Apple, Google & Microsoft tipped in talks with ex-Slingbox chief's home automation firm

Apple, Google, and Microsoft are all believed to be circling home automation startup R2 Studios with potential acquisition in mind, as each weighs a push in the growing wired-home market. Established in 2011 by Slingbox founder Blake Krikorian, R2 Studios so far has a single product out – an Android app intended to turn phones and tablets into a universal remote for Crestron home automation kit – but according to the WSJ's sources has already caught the attention of some industry heavyweights.

"The status of the discussion and terms under consideration remain unclear" the newspaper warns, and "a deal may not happen and some talks may be preliminary." Spokespeople for Apple, Microsoft, and Google declined to comment on the rumors.

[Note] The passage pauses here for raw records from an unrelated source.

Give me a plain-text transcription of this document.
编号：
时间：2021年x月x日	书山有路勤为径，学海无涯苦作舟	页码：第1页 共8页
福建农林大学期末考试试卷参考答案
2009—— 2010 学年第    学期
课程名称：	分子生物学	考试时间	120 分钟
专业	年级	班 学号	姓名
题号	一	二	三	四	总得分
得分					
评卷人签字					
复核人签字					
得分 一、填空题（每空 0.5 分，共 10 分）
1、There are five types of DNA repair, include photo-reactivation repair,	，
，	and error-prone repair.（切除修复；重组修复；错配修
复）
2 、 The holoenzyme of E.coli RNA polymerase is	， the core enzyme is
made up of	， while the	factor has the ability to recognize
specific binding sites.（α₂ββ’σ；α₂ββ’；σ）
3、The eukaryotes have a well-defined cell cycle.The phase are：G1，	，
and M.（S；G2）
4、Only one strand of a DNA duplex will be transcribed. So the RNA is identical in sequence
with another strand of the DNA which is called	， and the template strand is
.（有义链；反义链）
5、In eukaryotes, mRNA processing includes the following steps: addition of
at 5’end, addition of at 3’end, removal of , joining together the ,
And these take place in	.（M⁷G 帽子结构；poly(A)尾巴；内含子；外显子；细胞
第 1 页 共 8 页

However, it's not hard to see how R2 Studios' technology might fit into the connected home strategies of any of the three. Google has been flirting with digital home technology, though the Nexus Q failed to gain any sort of traction before it was axed, and the Android@Home project is tellingly quiet. Still, Google's fiber broadband has repurposed the Nexus 7 as a smarthome remote of sorts, controlling a TV STB and other components.

Microsoft, meanwhile, has had its fingers in the HTPC pie for many years, with the Media Center editions of Windows, while Kinect and the Xbox 360 are making impressive inroads into the living room with smart TV-style functionality and voice/gesture control. The company is also believed to be considering a media-focused version of the next-gen Xbox, and there are long-standing rumors of a STB.

Apple, finally, has the Apple TV, and the uncrushable rumors of an Apple-brand television for its living room strategy, though the iPad has undoubtedly found its way onto many coffee tables. The nature of how R2 Studios' supposed "patents related to controlling electronic devices and interfaces" would fit into any of those three companies is unclear, with the firm itself saying little about its longer-term goals.